In the 21 months multiroaster café Clarity Coffee has been open in Oklahoma City, beans from roughly 30 different high-quality roasters from throughout the United States have passed through the shop’s hoppers, cultivating the local palate for deftly roasted specialty coffee.
The equipment inside the 1,333-square-foot shop is also of optimal quality, with a Victoria Arduino Gravimetric Black Eagle paired with a Mahlkonig K30 Twin grinder for espresso, along with an EK43 grinder for Chemex brews under Modbar pourover dispensers.
Clearly, the bar has been set high. Yet co-owners and spouses Chelsea and Steve Willingham have nevertheless taken the roasting flame into their own hands, launching KLLR Coffee this past May, with a standalone roastery not far from the shop.
Specifically, KLLR is run by Steve Willingham and sole employee Hannah Layton, with partners Hobbs Halbert and Michael Halbert counting figurative beans in the background. “They’re the numbers guys, so Hannah and I focus 100 percent on coffee,” Willingham told Daily Coffee News.

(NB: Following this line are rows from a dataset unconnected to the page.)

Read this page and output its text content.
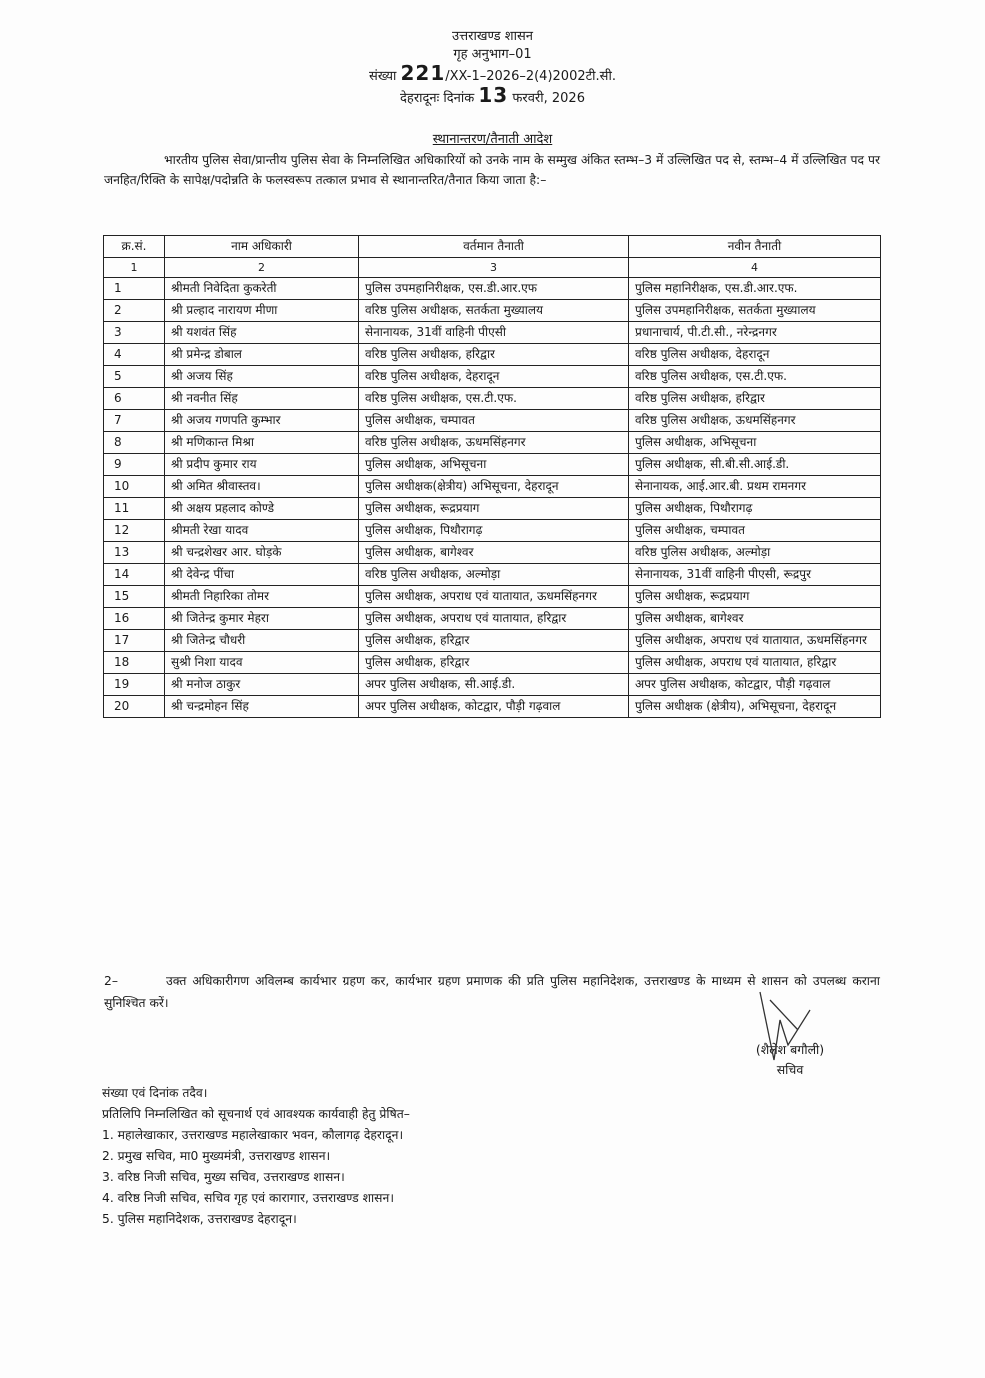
उत्तराखण्ड शासन
गृह अनुभाग–01
संख्या 221/XX-1–2026–2(4)2002टी.सी.
देहरादूनः दिनांक 13 फरवरी, 2026
स्थानान्तरण/तैनाती आदेश
भारतीय पुलिस सेवा/प्रान्तीय पुलिस सेवा के निम्नलिखित अधिकारियों को उनके नाम के सम्मुख अंकित स्तम्भ–3 में उल्लिखित पद से, स्तम्भ–4 में उल्लिखित पद पर जनहित/रिक्ति के सापेक्ष/पदोन्नति के फलस्वरूप तत्काल प्रभाव से स्थानान्तरित/तैनात किया जाता है:–
क्र.सं.	नाम अधिकारी	वर्तमान तैनाती	नवीन तैनाती
1	2	3	4
1	श्रीमती निवेदिता कुकरेती	पुलिस उपमहानिरीक्षक, एस.डी.आर.एफ	पुलिस महानिरीक्षक, एस.डी.आर.एफ.
2	श्री प्रल्हाद नारायण मीणा	वरिष्ठ पुलिस अधीक्षक, सतर्कता मुख्यालय	पुलिस उपमहानिरीक्षक, सतर्कता मुख्यालय
3	श्री यशवंत सिंह	सेनानायक, 31वीं वाहिनी पीएसी	प्रधानाचार्य, पी.टी.सी., नरेन्द्रनगर
4	श्री प्रमेन्द्र डोबाल	वरिष्ठ पुलिस अधीक्षक, हरिद्वार	वरिष्ठ पुलिस अधीक्षक, देहरादून
5	श्री अजय सिंह	वरिष्ठ पुलिस अधीक्षक, देहरादून	वरिष्ठ पुलिस अधीक्षक, एस.टी.एफ.
6	श्री नवनीत सिंह	वरिष्ठ पुलिस अधीक्षक, एस.टी.एफ.	वरिष्ठ पुलिस अधीक्षक, हरिद्वार
7	श्री अजय गणपति कुम्भार	पुलिस अधीक्षक, चम्पावत	वरिष्ठ पुलिस अधीक्षक, ऊधमसिंहनगर
8	श्री मणिकान्त मिश्रा	वरिष्ठ पुलिस अधीक्षक, ऊधमसिंहनगर	पुलिस अधीक्षक, अभिसूचना
9	श्री प्रदीप कुमार राय	पुलिस अधीक्षक, अभिसूचना	पुलिस अधीक्षक, सी.बी.सी.आई.डी.
10	श्री अमित श्रीवास्तव।	पुलिस अधीक्षक(क्षेत्रीय) अभिसूचना, देहरादून	सेनानायक, आई.आर.बी. प्रथम रामनगर
11	श्री अक्षय प्रहलाद कोण्डे	पुलिस अधीक्षक, रूद्रप्रयाग	पुलिस अधीक्षक, पिथौरागढ़
12	श्रीमती रेखा यादव	पुलिस अधीक्षक, पिथौरागढ़	पुलिस अधीक्षक, चम्पावत
13	श्री चन्द्रशेखर आर. घोड़के	पुलिस अधीक्षक, बागेश्वर	वरिष्ठ पुलिस अधीक्षक, अल्मोड़ा
14	श्री देवेन्द्र पींचा	वरिष्ठ पुलिस अधीक्षक, अल्मोड़ा	सेनानायक, 31वीं वाहिनी पीएसी, रूद्रपुर
15	श्रीमती निहारिका तोमर	पुलिस अधीक्षक, अपराध एवं यातायात, ऊधमसिंहनगर	पुलिस अधीक्षक, रूद्रप्रयाग
16	श्री जितेन्द्र कुमार मेहरा	पुलिस अधीक्षक, अपराध एवं यातायात, हरिद्वार	पुलिस अधीक्षक, बागेश्वर
17	श्री जितेन्द्र चौधरी	पुलिस अधीक्षक, हरिद्वार	पुलिस अधीक्षक, अपराध एवं यातायात, ऊधमसिंहनगर
18	सुश्री निशा यादव	पुलिस अधीक्षक, हरिद्वार	पुलिस अधीक्षक, अपराध एवं यातायात, हरिद्वार
19	श्री मनोज ठाकुर	अपर पुलिस अधीक्षक, सी.आई.डी.	अपर पुलिस अधीक्षक, कोटद्वार, पौड़ी गढ़वाल
20	श्री चन्द्रमोहन सिंह	अपर पुलिस अधीक्षक, कोटद्वार, पौड़ी गढ़वाल	पुलिस अधीक्षक (क्षेत्रीय), अभिसूचना, देहरादून
2–	उक्त अधिकारीगण अविलम्ब कार्यभार ग्रहण कर, कार्यभार ग्रहण प्रमाणक की प्रति पुलिस महानिदेशक, उत्तराखण्ड के माध्यम से शासन को उपलब्ध कराना सुनिश्चित करें।
(शैलेश बगौली)
सचिव
संख्या एवं दिनांक तदैव।
प्रतिलिपि निम्नलिखित को सूचनार्थ एवं आवश्यक कार्यवाही हेतु प्रेषित–
1. महालेखाकार, उत्तराखण्ड महालेखाकार भवन, कौलागढ़ देहरादून।
2. प्रमुख सचिव, मा0 मुख्यमंत्री, उत्तराखण्ड शासन।
3. वरिष्ठ निजी सचिव, मुख्य सचिव, उत्तराखण्ड शासन।
4. वरिष्ठ निजी सचिव, सचिव गृह एवं कारागार, उत्तराखण्ड शासन।
5. पुलिस महानिदेशक, उत्तराखण्ड देहरादून।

The coffee beans have been sourced mostly thus far through Coffee Shrub, with other offerings coming from Cafe Imports, Onyx Coffee, Keffa, before moving on to a 12-kilo-capacity machine made by US Roaster Corp, another local company of positive national repute.
“These dudes make world-class roasters literally four blocks from Clarity,” said Willingham. “It was a no-brainer to work with our neighbors on this.”
Willingham finds comfort and support not only in the mechanical ingenuity of his OKC neighbors, but in the friendship and fellowship of coffee people throughout the young, burgeoning scene.
“The coffee professionals in OKC are always friends,” said Willingham. “There aren’t any weird beefs or competition. We all go to each other for advice and to help each other improve.”
Situated in what was originally a Phillips 66 gas station dating back almost a century, KLLR is open to the possibility of its own branded retail eventually, although not likely in the roastery, which would require extensive renovations to the vintage structure.
“The ones [The Phillips 66 Company] built along Route 66, which is where the roastery is, had so much charm to them. This space has changed hands a lot over the last 10 years, so we’re hoping to give it some stability by being there long term,” Willingham said. “It’s pretty cool to be able to keep this historic building alive, giving it a new purpose.”